A similar argument shows the analogous result for stationary points to the right of \(\bar{y}_i\). Take instead \(x \in (\bar{y}_i,\infty )\) to be the leftmost stationary point in the half-line, and let \(y \in (x,\infty )\) be some other stationary point. We still have that \(x<y\), but now \(\phi (x) > \phi (y) \Leftrightarrow h(x) < g^{\prime }(y)\), because \(h(x)\) is increasing in \(x\). This is implied by the assumption (40), which shows that the derivative in (42) is now positive. \(\square \)

1.3 D.3 Performance of the column generation algorithm

Table 3 shows the accuracy achieved and the running time in seconds after a fixed number of iterations of the column generation algorithm, when applied to randomly generated problem instances with four overlapping customer segments, using the approximation of Sect. 4. Only the most recently active 512 columns are retained in the master problem (LP). We have no closed form for the inner maximizers \(y_i^*\) and instead use a numerical minimization algorithm based on Brent’s method to compute them. Brent’s method (see [7]) is also used to solve (37) numerically. The algorithm was halted if six significant digits of accuracy were achieved.

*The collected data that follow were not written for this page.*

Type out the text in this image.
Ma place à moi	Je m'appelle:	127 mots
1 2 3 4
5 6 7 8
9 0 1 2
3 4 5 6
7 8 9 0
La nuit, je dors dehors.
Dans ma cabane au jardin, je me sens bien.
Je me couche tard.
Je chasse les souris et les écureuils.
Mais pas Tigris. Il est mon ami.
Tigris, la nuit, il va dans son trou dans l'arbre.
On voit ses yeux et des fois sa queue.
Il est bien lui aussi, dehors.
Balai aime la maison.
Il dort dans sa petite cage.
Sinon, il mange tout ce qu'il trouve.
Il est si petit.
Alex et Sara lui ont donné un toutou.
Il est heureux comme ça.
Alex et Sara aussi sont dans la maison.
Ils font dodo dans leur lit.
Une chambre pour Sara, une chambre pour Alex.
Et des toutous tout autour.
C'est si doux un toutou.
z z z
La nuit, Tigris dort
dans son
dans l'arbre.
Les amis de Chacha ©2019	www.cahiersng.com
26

Table 3 Duality gap as a percentage of \(LB\) and running time in seconds for the column generation algorithm

As is often the case for column generation algorithms, we observe fast convergence early on. After 500 iterations, most of the instances are solved to within 10 % of the optimal objective value. Quadrupling the number of iterations further reduces the duality gap to a few percentage points in all but the largest instances. The solution times compare favorably with the price formulation (P) and the dual formulation (DCOP) for the single-segment case, but are significantly slower than for the market-share formulation (COP). Of course, the latter formulation requires the custom objective evaluation code described in the preceding section when multiple segments are being approximated. We conclude that the column generation method offers a viable alternative when the other formulations cannot be applied easily, and only limited accuracy is needed.